Auf dem Gelände ist durch verschiedene Stände für die kulinarischen Bedürfnisse der Besucher gesorgt. Die Intention des Projektes ist es, die Besucher des Jugendkulturzentrums „KULTI“ in die Planung und Durchführung des Projektes mit einzubinden. Sie sind Teil der Planungstreffen und engagieren sich bei der Versorgung der Bands, als Helfer und repräsentieren sich und ihre Einrichtung. Das Festival selbst glänzt durch ein breites Spektrum an Musikstilen wie etwa Rock, Hardcore, Metal, aber auch elektronischer Musik.

Auch in diesem Jahr stand das Open Air unter dem Motto „Bunt statt Braun“ und setzt damit ein deutliches Zeichen für Toleranz und Demokratie. Die Geschichte dieser Veranstaltung geht bis auf das Jahr 2001 zurück, als der damalige Zivildienstleistende die Idee hatte, eine Plattform für junge, noch nicht bekannte Bands zu schaffen.

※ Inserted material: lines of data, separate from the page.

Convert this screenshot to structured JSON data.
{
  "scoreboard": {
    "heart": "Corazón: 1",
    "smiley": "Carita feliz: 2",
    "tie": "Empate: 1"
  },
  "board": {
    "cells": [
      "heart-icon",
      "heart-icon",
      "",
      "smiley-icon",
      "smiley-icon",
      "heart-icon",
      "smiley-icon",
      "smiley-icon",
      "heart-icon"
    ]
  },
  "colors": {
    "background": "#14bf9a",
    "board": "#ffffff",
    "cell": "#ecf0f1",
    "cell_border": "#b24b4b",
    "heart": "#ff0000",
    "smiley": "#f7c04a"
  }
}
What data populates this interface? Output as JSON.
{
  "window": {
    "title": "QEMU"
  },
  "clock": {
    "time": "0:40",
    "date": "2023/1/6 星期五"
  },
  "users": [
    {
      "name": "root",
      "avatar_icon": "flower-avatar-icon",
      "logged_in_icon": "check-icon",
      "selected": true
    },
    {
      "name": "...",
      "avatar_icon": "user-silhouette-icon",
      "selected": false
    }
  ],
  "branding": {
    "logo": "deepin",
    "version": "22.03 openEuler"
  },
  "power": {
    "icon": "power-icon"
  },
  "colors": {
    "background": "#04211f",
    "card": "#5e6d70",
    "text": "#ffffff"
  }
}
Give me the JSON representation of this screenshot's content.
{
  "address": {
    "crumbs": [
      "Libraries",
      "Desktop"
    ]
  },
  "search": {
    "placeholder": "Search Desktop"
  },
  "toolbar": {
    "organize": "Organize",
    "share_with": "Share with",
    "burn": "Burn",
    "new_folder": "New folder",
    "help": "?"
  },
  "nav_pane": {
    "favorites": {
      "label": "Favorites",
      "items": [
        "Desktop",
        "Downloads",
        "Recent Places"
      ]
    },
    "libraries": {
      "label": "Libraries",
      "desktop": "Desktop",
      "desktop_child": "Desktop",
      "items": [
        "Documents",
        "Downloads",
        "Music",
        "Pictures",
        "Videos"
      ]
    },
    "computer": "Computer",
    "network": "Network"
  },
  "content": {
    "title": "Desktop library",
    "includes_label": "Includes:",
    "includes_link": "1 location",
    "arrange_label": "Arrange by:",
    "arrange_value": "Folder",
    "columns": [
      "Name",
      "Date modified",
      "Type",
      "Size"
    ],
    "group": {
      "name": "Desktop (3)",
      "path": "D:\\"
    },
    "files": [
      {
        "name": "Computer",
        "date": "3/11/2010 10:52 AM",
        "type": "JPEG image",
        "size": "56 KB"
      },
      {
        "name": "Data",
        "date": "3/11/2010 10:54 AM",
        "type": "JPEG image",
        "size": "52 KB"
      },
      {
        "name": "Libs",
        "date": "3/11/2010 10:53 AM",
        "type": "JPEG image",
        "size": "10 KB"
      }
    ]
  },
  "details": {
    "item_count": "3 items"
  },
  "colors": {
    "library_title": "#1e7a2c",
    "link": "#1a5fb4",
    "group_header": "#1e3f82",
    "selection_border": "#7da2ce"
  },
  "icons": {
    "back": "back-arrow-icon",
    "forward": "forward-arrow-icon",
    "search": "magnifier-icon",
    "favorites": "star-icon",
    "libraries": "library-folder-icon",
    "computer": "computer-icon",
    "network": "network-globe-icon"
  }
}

Kulti Biesenthal – Was 1996 mit einem umgebauten Bus begann, hat sich zu einem der größten Jugendclubs im Landkreis Barnim etabliert. Hier können Kinder und Jugendliche musizieren, Sport treiben, Hausaufgaben machen, Nachhilfe bekommen, spielen und ihre Freizeit gestalten.

Gemeinwesenarbeit und das Nachwuchsmusikfestival “Rockende Eiche“ sind wichtige Bestandteile der Arbeit. Träger des Jugendkulturzentrums „KULTI“ ist die Hoffnungstaler Stiftung Lobetal. Das einzigartige Festival in der Region kann nur mit der Unterstützung von ehrenamtlichen Helfern, Spendern und Sponsoren, wie der Sparkasse Barnim und der Firma TZMO Deutschland GmbH mit Sitz in Biesenthal durchgeführt werden.

Der Landkreis Barnim und die Stadt Biesenthal fördern und ermöglichen dieses alljährliche Projekt seit nunmehr 17 Jahren, so Stephan Bertheau von der Hoffnungstaler Stiftung Lobetal.

Kunst an der Wehrmühle

Nur ein Stück weiter entfernt, wurde an der Wehrmühle im Rahmen der „Art Biesenthal“ zur Vernissage geladen. Zahlreiche Gäste fanden den Weg zum Wehrmühlenweg und philosophierten über Kunst, Architektur, Umwelt und Nachhaltigkeit.

Zudem lud die parkähnliche Anlage hinter der Mühle zum sommerlichen Verweilen ein. Wer mag und möchte, die Ausstellung ist noch bis zum 29. September geöffnet. Jeweils Mittwochs bis Sonntag von 13-19 Uhr.

Auch eine Art Kunst bot sich am Wochenende am Eulenberg zu den Japan Days und beim Sommerfest der Wokule e.V. am kleinen Wukensee.

Bereits zum 13. Mal trafen sich Liebhaber und solche die es werden wollen, zum großen Tuningtreffen für japanische Fahrzeuge in Biesenthal. Mit allerlei Fachsimpelei oder kleineren Wettkämpfen, wie etwas das Felgen-Stemmen, genossen Tuningfans das Wochenende in fast schon familiärer Runde. Neben einer Hüpfburg für die Kleinen wurde gegrillt, Musik gehört oder einfach nur entspannt.

„Alternativ“ verzauberte der Verein Wokule e.V. am Samstag seine Gäste und lud an der Uhlandstraße zum alternativen Sommerfest ein. Aus dem Wald heraus schallte bis in den frühen Sonntagmorgen Musik und Lichtinstallationen ließen das Vereinsgelände und den Kleinen Wukensee leuchten.